Nous avons tous (ou presque), caracolant encore quelque part dans nos têtes, la Marche des Rois et la Farandole de la suite L'Arlésienne tirée de la musique de scène écrite pour la pièce éponyme d'Alfonse Daudet… beaucoup moins les autres séquences musicales de cette œuvre tardive de Georges Bizet. Mais rien du rare et méconnu aujourd'hui Docteur Miracle, savoureuse œuvre de jeunesse composée pour un concours organisé par Jacques Offenbach aux Bouffes-Parisiens et qui avait remporté le 1er Prix ex-aequo avec celle de Charles Lecocq. Le Palazzetto Bru Zane a eu cette excellente idée de les exhumer et de les présenter en un diptyque contrasté, drame régionaliste versus farce burlesque façon commedia dell'arte. Mais cette juxtaposition creuse par trop l'écart entre une version scénique de L'Arlésienne qui a du mal à prendre, au rythme problématique, et une opérette pétillante menée tambour battant.

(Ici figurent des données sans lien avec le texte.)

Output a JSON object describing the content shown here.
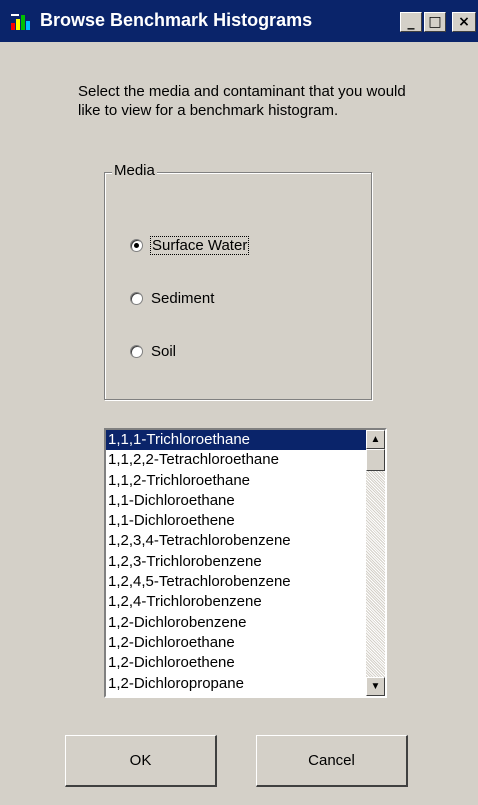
{
  "window": {
    "title": "Browse Benchmark Histograms",
    "minimize_glyph": "_",
    "maximize_glyph": "□",
    "close_glyph": "×",
    "accent": "#0a246a"
  },
  "instructions": "Select the media and contaminant that you would like to view for a benchmark histogram.",
  "media": {
    "label": "Media",
    "options": [
      {
        "label": "Surface Water",
        "selected": true
      },
      {
        "label": "Sediment",
        "selected": false
      },
      {
        "label": "Soil",
        "selected": false
      }
    ]
  },
  "contaminants": {
    "selected_index": 0,
    "items": [
      "1,1,1-Trichloroethane",
      "1,1,2,2-Tetrachloroethane",
      "1,1,2-Trichloroethane",
      "1,1-Dichloroethane",
      "1,1-Dichloroethene",
      "1,2,3,4-Tetrachlorobenzene",
      "1,2,3-Trichlorobenzene",
      "1,2,4,5-Tetrachlorobenzene",
      "1,2,4-Trichlorobenzene",
      "1,2-Dichlorobenzene",
      "1,2-Dichloroethane",
      "1,2-Dichloroethene",
      "1,2-Dichloropropane"
    ]
  },
  "buttons": {
    "ok": "OK",
    "cancel": "Cancel"
  }
}
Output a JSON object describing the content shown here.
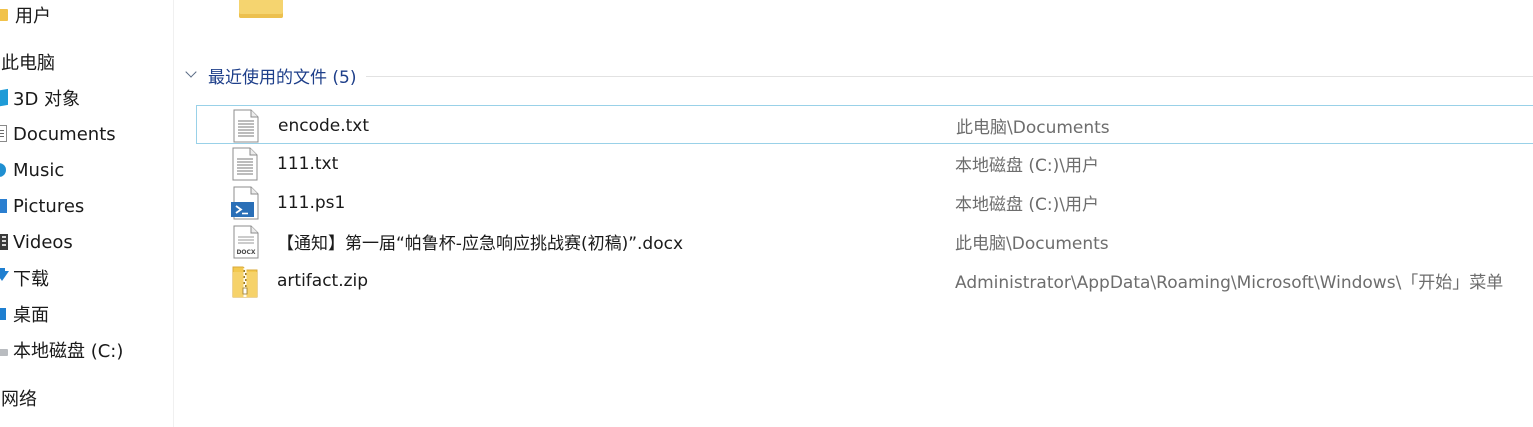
{
  "sidebar": {
    "items": [
      {
        "label": "用户",
        "icon": "folder-icon"
      },
      {
        "label": "此电脑",
        "icon": ""
      },
      {
        "label": "3D 对象",
        "icon": "3d-objects-icon"
      },
      {
        "label": "Documents",
        "icon": "documents-icon"
      },
      {
        "label": "Music",
        "icon": "music-icon"
      },
      {
        "label": "Pictures",
        "icon": "pictures-icon"
      },
      {
        "label": "Videos",
        "icon": "videos-icon"
      },
      {
        "label": "下载",
        "icon": "download-icon"
      },
      {
        "label": "桌面",
        "icon": "desktop-icon"
      },
      {
        "label": "本地磁盘 (C:)",
        "icon": "drive-icon"
      },
      {
        "label": "网络",
        "icon": ""
      }
    ]
  },
  "main": {
    "group": {
      "title": "最近使用的文件 (5)"
    },
    "files": [
      {
        "name": "encode.txt",
        "path": "此电脑\\Documents",
        "icon": "text-file-icon"
      },
      {
        "name": "111.txt",
        "path": "本地磁盘 (C:)\\用户",
        "icon": "text-file-icon"
      },
      {
        "name": "111.ps1",
        "path": "本地磁盘 (C:)\\用户",
        "icon": "powershell-file-icon"
      },
      {
        "name": "【通知】第一届“帕鲁杯-应急响应挑战赛(初稿)”.docx",
        "path": "此电脑\\Documents",
        "icon": "docx-file-icon"
      },
      {
        "name": "artifact.zip",
        "path": "Administrator\\AppData\\Roaming\\Microsoft\\Windows\\「开始」菜单",
        "icon": "zip-folder-icon"
      }
    ]
  },
  "colors": {
    "accent": "#1e3f8a",
    "focus_border": "#99d1e8",
    "path_text": "#6d6d6d"
  }
}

Bien que la pièce en cinq actes de Daudet soit ici réduite, réécrite même par Hervé Lacombe, grand spécialiste de Bizet, en un conte musical pour récitant, ensemble vocal et orchestre, le temps paraît long jusqu'à son tragique dénouement, et par moments l'ennui pointe. À partir de ce récit inspiré des Lettres de mon moulin, Pierre Lebon, metteur en scène, décorateur, costumier et interprète (du rôle de l'Innocent), a monté une version scénique de l'Arlésienne centrée essentiellement sur le personnage de Balthazar, vieux berger et conteur de la triste mésaventure qui pousse au suicide le jeune Frédéri, irrémédiablement attiré par la belle et volage Arlésienne, dont l'absence légendaire la tient à l'état de fantasme. Eddie Chignara endosse le rôle parlé de Balthazar dans un seul en scène ou presque, laissant de sporadiques interventions verbales aux personnages de Rose et de l'Innocent tenus par des danseurs. Le décor unique est un moulin fabriqué en planches de bois, transporté sur une vieille charrette au centre de la scène, qui fera aussi office de castelet une fois ses tréteaux déployés. Sa conception est joliment poétique, des images peintes du monde rural au XIXe siècle défilant en fond d'écran, animation à laquelle s'ajoute celle des lumières subtiles du talentueux Bertrand Killy.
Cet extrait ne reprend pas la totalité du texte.